Summing up the problem with checking in while you're on vacation, I quote from "Mission: Impossible II":

Mission briefing: "And Mr. Hunt, next time you go on holiday let us know where. This message will self-destruct in five seconds." Ethan Hunt: "If I let you know where I´m going, then I won´t be on holiday."

A vacation is a time to recharge, and your job as a company leader should be to remove any ambiguity of people thinking they're required to be available or reachable.

A company has to learn how to function when people are on vacation and unavailable, however important their role is.

After months of back and forth, I decided to do the only right thing I could think of. I took those three weeks in France off, fully and completely, without being reachable, and I told everyone about it upfront. And I encourage every single one of our employees to do the same.

The founders of the company only took little time off

In the early stages of a company, it can become all-consuming for the people with the biggest stake in it, the founders. Current technology culture celebrates people hustling hard, raising tons of funding, and in turn hustling even harder.

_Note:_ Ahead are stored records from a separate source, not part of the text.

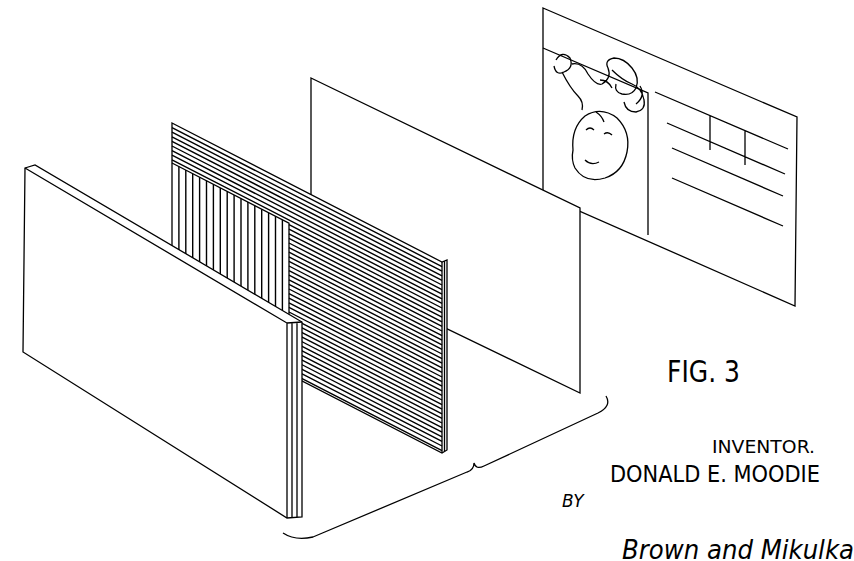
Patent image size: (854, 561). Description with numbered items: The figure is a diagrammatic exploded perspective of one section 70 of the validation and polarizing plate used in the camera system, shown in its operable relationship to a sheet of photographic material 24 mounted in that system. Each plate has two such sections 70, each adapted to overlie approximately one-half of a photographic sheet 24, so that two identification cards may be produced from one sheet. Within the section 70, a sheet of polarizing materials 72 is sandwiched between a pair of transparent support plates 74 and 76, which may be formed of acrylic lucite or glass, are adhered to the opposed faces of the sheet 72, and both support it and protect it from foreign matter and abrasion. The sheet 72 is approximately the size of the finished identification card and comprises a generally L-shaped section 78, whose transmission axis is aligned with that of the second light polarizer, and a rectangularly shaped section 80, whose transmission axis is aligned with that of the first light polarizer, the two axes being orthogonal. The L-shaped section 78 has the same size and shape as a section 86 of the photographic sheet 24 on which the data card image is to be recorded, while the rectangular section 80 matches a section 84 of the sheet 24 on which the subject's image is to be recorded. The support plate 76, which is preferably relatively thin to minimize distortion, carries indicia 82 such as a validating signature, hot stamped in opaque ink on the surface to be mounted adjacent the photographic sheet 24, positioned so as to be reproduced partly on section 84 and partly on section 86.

The sheet of photographic material 24 is at (665, 157).
The section of the polarizing plate 70 is at (445, 467).
The sheet of polarizing materials 72 is at (279, 283).
The transparent support plate 74 is at (215, 458).
The transparent support plate 76 is at (445, 223).
The L-shaped section 78 is at (395, 422).
The rectangularly shaped section 80 is at (177, 205).
The indicia 82 is at (332, 112).
The section of the photographic sheet 84 is at (545, 83).
The section of the photographic sheet 86 is at (790, 240).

In short, we've set a bad example, and we ourselves didn't live up to the expectation of the open vacation policy. We took off less or no time in some years, always focusing on the hustle and on the idea that us being away would hurt the company or be a reason for stuff not getting done.

What did we change?

Starting in 2015, we've implemented a minimum vacation policy. Rather than giving no guideline on what's a good number of days to take off, everyone now has a required minimum of 25 (paid) vacation days per year, no matter what country they live in. When people want to take time off beyond that, that's good, and the minimum policy still allows for that. But it sets a lower barrier of days that we expect our employees to focus on their own well-being rather than work.

This policy is not just a guideline for our employees, it's mandatory for everyone, including the people who originally founded the company. As leaders, we need to set examples of what constitutes a healthy balance between work and life rather than give an example that life is all about the hustle.

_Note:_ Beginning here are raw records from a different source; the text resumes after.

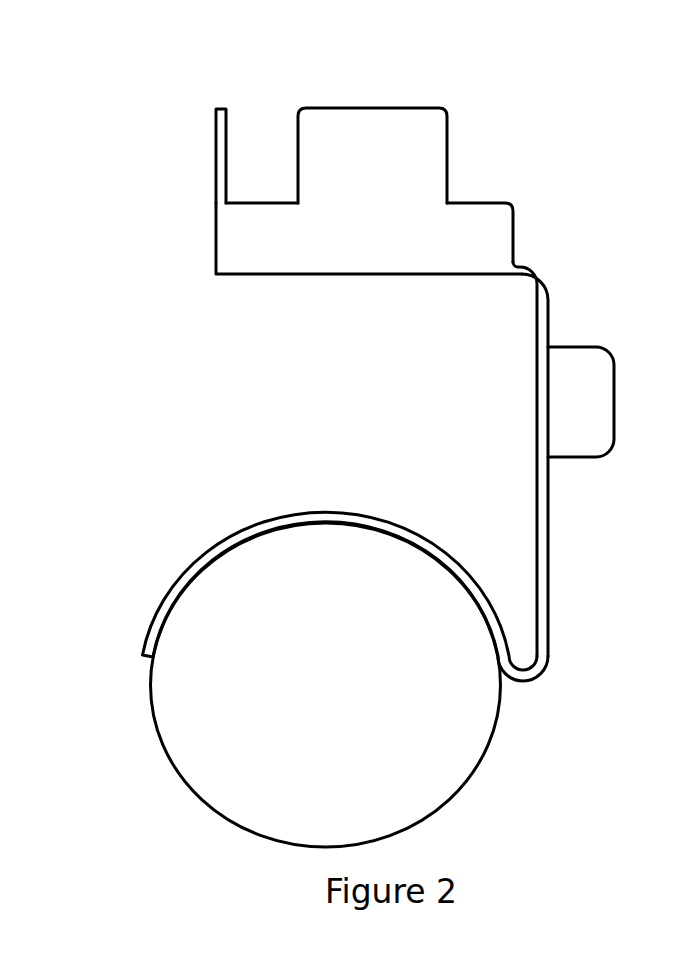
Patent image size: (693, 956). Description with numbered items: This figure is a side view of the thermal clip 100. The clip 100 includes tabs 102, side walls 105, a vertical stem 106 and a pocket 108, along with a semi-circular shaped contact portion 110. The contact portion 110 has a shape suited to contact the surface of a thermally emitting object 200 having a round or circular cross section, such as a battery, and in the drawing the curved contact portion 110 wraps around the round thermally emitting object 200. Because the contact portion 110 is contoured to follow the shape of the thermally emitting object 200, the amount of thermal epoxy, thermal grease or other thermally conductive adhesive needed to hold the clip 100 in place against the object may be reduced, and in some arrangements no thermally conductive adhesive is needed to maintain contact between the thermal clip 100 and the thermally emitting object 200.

The thermal clip 100 is at (180, 95).
The tabs 102 is at (388, 137).
The side walls 105 is at (468, 234).
The vertical stem 106 is at (540, 492).
The pocket 108 is at (581, 386).
The contact portion 110 is at (322, 512).
The thermally emitting object 200 is at (252, 795).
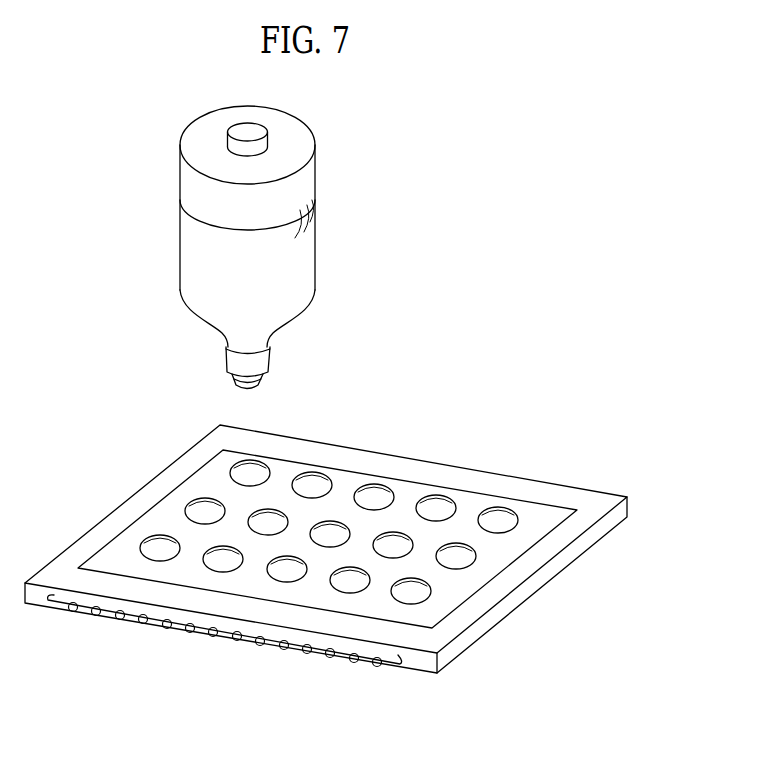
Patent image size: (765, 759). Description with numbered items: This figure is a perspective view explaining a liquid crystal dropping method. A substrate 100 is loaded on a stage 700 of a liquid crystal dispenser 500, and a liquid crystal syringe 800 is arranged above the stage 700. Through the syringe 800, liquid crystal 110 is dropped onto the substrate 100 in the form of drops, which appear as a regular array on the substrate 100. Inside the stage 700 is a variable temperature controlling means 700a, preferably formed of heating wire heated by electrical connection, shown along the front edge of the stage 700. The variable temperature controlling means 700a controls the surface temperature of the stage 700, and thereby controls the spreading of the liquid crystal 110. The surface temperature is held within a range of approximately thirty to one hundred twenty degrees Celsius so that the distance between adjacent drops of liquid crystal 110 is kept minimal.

The liquid crystal dispenser 500 is at (560, 253).
The liquid crystal syringe 800 is at (290, 272).
The stage 700 is at (508, 605).
The variable temperature controlling means 700a is at (307, 645).
The substrate 100 is at (540, 542).
The liquid crystal 110 is at (237, 474).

Ensuring that everyone takes off the minimum number of days requires us to start tracking vacation days for everyone. Having numbers allows us to review everyone's vacation days on a regular basis, ensuring that the minimum time taken off is equal and that scheduling in vacation days is actively encouraged.

As Jesse Newland said in a talk at Monitorama:

Vacation is cheaper than severance and training.

We removed ambiguity of whether or not someone should check in by having explicit guidelines on what constitutes a vacation day and what doesn't. Our expectation is that when you're on vacation, you do everything but stuff that's related to Travis CI.

Instating an open vacation policy can be poison for your people's team and happiness, as it removes the lower barrier of what's an acceptable amount of time to be away and focus on recharging and your family, in short, your personal well-being. Your job as a company isn't to coerce your people into taking as little time off as possible, it's to make sure they have a good balance between work and life.

Our new minimum vacation policy is the first step to making up for our mistake, and we'll keep a good eye on how it works out.

My biggest of thanks to Jacob Kaplan-Moss for writing about the problems with an open vacation policy and possible solutions. His article has been great food for thought and a trigger for improvement in our own company's culture.